The authors’ response: Thanks for the comment. We reedited the part of result and discussion to make it as scientific as possible. We reduce some visual statements on the figures, explain the conclusions shown in the figures concisely instead. Moreover, we compare our work with existing studies.
10 The reviewer’s comment: The results of this study must be comparised with the studies in literature. It is very important.
The authors’ response: Thanks for the comment. In the revision, we added some studies in literature to be compared, in the result and discussion section.
11 The reviewer’s comment: In the results and discussion section, it is said that “3.1. Boundary condition”. However, it would not be correct to give it as a result of boundary conditions. In this section only the results of “α = 13.5°, Ld = 3d, Le = 4d, 258 β = 60°” were given as an example. However, it is not fully explained why this is done.

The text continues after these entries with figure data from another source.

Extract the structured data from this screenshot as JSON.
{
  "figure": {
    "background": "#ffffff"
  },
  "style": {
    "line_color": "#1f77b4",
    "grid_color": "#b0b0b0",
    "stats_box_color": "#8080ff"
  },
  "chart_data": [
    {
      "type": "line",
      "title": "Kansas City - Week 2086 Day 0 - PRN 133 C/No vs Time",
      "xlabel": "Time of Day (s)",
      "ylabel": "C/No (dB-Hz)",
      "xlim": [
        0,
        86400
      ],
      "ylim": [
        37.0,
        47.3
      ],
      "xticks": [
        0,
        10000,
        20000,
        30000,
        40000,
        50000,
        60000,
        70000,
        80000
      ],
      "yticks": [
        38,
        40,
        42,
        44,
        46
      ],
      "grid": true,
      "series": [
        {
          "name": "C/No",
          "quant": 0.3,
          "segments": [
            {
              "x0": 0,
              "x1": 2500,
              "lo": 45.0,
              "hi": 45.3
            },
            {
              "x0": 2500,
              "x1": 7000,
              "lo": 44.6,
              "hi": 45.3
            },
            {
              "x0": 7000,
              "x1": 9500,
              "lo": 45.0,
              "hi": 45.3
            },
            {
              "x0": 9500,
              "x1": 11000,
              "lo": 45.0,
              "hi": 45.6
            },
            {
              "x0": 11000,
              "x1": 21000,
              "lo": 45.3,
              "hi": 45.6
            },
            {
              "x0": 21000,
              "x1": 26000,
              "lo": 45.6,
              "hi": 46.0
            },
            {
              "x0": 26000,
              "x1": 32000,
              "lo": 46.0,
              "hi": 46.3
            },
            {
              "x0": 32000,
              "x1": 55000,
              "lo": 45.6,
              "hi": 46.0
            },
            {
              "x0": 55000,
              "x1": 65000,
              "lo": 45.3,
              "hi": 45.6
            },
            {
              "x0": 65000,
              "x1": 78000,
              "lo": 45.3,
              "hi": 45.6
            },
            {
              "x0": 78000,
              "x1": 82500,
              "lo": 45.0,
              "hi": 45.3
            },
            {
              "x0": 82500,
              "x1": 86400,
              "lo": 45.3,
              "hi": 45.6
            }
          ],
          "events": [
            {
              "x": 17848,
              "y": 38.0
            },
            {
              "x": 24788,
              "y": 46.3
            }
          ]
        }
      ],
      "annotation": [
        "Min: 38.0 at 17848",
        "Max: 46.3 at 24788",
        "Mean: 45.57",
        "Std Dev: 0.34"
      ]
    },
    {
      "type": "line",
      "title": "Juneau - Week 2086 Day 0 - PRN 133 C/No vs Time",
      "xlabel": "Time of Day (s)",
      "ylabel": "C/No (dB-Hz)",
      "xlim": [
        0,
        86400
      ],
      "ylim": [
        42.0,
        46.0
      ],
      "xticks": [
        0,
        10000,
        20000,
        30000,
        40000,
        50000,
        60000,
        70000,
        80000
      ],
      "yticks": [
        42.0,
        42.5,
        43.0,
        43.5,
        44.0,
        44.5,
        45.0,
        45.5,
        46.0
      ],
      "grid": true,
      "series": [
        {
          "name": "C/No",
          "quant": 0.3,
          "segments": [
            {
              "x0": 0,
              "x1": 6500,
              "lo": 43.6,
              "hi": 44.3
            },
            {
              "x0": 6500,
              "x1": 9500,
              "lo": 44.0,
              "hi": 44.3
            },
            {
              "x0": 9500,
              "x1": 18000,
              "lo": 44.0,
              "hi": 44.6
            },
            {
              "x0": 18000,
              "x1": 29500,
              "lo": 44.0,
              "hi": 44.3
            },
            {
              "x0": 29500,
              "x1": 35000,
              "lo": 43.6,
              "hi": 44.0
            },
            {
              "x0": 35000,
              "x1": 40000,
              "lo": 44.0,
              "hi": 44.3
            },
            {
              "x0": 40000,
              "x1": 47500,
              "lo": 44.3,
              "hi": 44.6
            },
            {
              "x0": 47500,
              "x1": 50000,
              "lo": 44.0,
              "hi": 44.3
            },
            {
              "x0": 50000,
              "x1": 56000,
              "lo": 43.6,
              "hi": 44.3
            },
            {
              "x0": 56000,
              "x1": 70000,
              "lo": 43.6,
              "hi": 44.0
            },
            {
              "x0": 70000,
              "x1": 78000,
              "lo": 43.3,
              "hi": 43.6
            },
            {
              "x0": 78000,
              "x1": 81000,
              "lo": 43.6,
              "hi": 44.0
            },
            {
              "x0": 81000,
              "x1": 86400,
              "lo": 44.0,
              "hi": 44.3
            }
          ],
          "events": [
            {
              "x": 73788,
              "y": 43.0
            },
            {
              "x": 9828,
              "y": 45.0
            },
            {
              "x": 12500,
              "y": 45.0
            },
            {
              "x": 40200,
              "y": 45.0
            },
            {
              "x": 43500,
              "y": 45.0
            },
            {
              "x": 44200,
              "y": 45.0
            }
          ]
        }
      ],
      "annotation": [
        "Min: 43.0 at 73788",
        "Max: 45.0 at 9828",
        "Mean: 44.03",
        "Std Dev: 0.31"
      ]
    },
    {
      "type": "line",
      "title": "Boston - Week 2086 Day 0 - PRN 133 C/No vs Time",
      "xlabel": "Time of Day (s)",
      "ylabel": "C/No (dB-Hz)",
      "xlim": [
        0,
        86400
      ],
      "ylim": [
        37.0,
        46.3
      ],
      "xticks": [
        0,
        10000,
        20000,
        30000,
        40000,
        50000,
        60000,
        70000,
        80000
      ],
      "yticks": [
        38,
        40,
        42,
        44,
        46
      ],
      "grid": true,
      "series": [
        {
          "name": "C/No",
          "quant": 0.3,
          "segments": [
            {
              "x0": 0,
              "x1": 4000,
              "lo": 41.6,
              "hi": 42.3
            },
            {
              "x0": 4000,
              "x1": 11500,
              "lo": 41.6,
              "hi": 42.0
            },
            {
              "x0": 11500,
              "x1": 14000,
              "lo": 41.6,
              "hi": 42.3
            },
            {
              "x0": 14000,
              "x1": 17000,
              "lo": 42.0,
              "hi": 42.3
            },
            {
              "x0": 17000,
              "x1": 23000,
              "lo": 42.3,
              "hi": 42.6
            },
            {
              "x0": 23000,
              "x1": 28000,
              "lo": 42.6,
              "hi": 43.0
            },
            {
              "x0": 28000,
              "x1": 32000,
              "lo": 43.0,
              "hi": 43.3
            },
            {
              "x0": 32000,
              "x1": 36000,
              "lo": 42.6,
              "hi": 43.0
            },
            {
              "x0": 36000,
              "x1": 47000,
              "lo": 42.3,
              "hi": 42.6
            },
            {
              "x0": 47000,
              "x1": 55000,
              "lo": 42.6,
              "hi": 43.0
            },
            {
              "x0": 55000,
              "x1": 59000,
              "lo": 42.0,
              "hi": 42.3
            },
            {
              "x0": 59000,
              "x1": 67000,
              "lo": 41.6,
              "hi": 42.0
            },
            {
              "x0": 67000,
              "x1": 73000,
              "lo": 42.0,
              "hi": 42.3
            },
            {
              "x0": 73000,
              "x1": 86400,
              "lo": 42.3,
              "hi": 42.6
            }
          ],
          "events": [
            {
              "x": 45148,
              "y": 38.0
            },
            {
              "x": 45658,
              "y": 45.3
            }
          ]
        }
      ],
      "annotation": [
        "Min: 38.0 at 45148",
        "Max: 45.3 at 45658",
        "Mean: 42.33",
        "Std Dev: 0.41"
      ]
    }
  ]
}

The authors’ response: Thanks for the comment. In the revision, the author modified the title of 3.1 section to make it more relevant to the content. The reason why only the results of “α = 13.5°, Ld = 3d, Le = 4d, 258 β = 60°” were given as an example is that this part is a preliminary analysis of the cavitation jet flow field, which makes preparation for the study of the effect of the structural parameters of cavitation nozzle on cavitation. In order to make a better presentation of the internal and external fields of the cavitation jet, the finally optimized structural parameters of the nozzle were selected as an example for analysis. In the revision, we have added a statement to clarify the selection of parameters.
Round 2
Reviewer 1 Report
The authors have tried their best to address the queries raised. I am not still fully convinced with the validation case presented. But, the nature of the work and presentation is okay. Due to this reason, I am going to accept the paper as a border case.
Reviewer 2 Report
The authors have greatly improved the article according to the suggestions. The article is currently acceptable
Reviewer 3 Report
· Authors suggestions and critique of the reviews very carefully studied.
· The authors review the work very seriously.
· Weaknesses have been completed.
· These corrections and additions seem enough.
· The study complies with the acceptance state.